In: Finance
What are the 3 different types of hedging techniques? Mention 2
examples for each.
(Forward hedge, future hedge, money market
hedge)
✓ Meaning of hedge: Hedge helps to reduce the risk of investment. Hedge refers to try to decrease the risk of investment through a proper offsetting investment. Hedge reduces the level of actual risk in any investment.Hedge refers to the strategy used to make minimum loss in case of if there is any change in the price of the investment which is in the form of securities, commodities as well as currencies.
✓ Types of hedging techniques: There are three different types of hedging techniques which are forward hedge, future hedge and money market hedge.
a) Forward hedge: Forward hedging simply means when two parties or two person agree to buy a particular thing at a decided price at the maturity time. In this technique of hedging both the partupa are having obligation to perform their part of work. Example:A] suppose there is one farmer and one shopkeeper. Farmer is growing rice and the shopkeeper is selling the rice. They both is doing forward contract that after completion of 3 months shopkeeper will buy 100 quintal rice from farmer at a $ 50 dollars per quintal. So, in this case shopkeeper has to buy the rice from the farmer at a predefined rate. So, this will help to reduce risk to both the parties.

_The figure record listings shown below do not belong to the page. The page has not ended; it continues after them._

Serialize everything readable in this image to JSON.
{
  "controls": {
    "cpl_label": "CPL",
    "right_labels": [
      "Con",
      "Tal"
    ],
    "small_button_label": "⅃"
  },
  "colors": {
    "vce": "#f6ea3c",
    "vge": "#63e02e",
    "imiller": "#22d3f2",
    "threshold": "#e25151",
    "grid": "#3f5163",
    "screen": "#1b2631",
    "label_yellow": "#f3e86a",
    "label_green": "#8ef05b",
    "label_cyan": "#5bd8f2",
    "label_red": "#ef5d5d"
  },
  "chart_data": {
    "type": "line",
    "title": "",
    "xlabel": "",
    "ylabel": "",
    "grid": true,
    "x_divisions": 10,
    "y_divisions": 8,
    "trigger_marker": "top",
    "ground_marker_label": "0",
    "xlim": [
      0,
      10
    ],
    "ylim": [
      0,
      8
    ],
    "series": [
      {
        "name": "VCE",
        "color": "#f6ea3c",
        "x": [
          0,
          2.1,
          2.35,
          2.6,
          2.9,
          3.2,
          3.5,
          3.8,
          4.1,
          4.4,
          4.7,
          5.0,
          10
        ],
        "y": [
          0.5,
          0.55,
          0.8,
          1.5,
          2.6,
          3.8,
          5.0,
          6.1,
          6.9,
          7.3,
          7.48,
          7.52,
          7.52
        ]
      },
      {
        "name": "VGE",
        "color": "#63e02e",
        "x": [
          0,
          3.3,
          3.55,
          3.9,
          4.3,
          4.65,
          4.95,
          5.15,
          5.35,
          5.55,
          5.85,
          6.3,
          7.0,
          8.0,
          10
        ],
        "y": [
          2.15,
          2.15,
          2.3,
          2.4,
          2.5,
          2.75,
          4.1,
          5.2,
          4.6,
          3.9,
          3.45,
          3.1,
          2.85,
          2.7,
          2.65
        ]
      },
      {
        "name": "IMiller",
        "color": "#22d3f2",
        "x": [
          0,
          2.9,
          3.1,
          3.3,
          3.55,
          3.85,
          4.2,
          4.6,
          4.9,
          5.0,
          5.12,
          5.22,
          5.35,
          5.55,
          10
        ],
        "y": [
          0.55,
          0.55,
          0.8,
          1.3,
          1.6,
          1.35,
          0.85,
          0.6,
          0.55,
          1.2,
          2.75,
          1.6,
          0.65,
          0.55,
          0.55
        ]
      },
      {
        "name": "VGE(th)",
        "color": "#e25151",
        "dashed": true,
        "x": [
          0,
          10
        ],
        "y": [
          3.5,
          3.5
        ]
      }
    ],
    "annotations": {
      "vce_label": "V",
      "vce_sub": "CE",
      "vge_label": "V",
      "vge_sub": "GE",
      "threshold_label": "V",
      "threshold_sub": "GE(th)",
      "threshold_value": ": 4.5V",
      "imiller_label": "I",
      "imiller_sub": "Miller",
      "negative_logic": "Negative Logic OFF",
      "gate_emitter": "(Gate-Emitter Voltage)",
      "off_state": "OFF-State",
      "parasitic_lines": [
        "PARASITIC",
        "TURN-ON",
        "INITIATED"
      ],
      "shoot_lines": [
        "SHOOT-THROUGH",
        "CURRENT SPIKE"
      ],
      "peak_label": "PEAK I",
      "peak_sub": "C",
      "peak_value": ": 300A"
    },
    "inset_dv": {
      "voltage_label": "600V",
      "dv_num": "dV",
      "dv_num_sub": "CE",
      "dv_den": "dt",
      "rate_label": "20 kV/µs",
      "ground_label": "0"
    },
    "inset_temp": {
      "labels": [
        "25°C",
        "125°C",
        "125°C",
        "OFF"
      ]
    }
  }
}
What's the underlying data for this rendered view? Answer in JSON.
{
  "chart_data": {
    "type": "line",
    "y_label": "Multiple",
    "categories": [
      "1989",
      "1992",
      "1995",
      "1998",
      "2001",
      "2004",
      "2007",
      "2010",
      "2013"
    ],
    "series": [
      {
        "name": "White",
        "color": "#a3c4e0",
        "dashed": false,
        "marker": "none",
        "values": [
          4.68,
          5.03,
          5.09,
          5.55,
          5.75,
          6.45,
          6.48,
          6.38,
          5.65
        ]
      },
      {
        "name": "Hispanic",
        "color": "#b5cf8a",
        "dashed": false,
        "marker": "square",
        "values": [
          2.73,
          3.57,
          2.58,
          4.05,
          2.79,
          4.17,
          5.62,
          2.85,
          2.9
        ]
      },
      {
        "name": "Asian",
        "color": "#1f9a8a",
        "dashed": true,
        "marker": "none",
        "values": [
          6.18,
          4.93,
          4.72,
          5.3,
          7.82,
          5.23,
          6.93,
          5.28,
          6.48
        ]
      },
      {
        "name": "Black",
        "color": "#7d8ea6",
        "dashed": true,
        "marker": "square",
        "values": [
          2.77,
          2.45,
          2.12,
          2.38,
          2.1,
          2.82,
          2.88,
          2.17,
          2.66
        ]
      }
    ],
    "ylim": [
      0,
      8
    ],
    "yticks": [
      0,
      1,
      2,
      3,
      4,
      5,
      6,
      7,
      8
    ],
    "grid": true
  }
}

Example: B] Suppose there is a person who wants to sell the house at $250000 and another person who wants to purchase the house but at present he is not having enough money with him. So, they both make a forward contract to purchase the house at $260000 after 1 year. So, in this contract at maturity time whatever the position both parties have to perform their parts. So, this helps to reduce the risk of both the parties.
b) Future hedge: Future contact hedging is a technique in which both the parties make a legal contract and standerdized contract to perform a predetermined action at the time of maturity or to buy or sell an underlying asset at a predefined price. Example: a] Suppose a company know that they will need a copper a 2 months, and they will need 50 kg of copper. Price of copper currently is $2000 per kg. And price of future contract is $ 90000. If company purchase the contract company will be sure about the price is $ 90000. This will help to reduce the risk of a company.
Example: b] Suppose a person wants to a U.S. dollars after six months and price of U.S. dollar currently against (chinese)Yuan is 8. If a person is able to get at 7 Chinese Yuan if he do future contract. So ,if he make that futures contract than that will be helpful him to reduce the risk.
c) Money market hedge : Money market hedge helps to reduce the risk against the foreign currency. Example:a] Suppose there is a company who is exporting goods to other countries. Company is having risk of exchange rate changes. If company make contact about exchange rate with a person or a bank it refers to the money market hedging. It helps to reduce the risk of loss which can accure due to changes in exchange rate.
Example: b] Suppose you are living in Europe with your family and you wants to go America for business tour after six months. In this case if you make contact with the travel agent about exchange rate then it will reduce risk for you. This can be considered as money market hedge.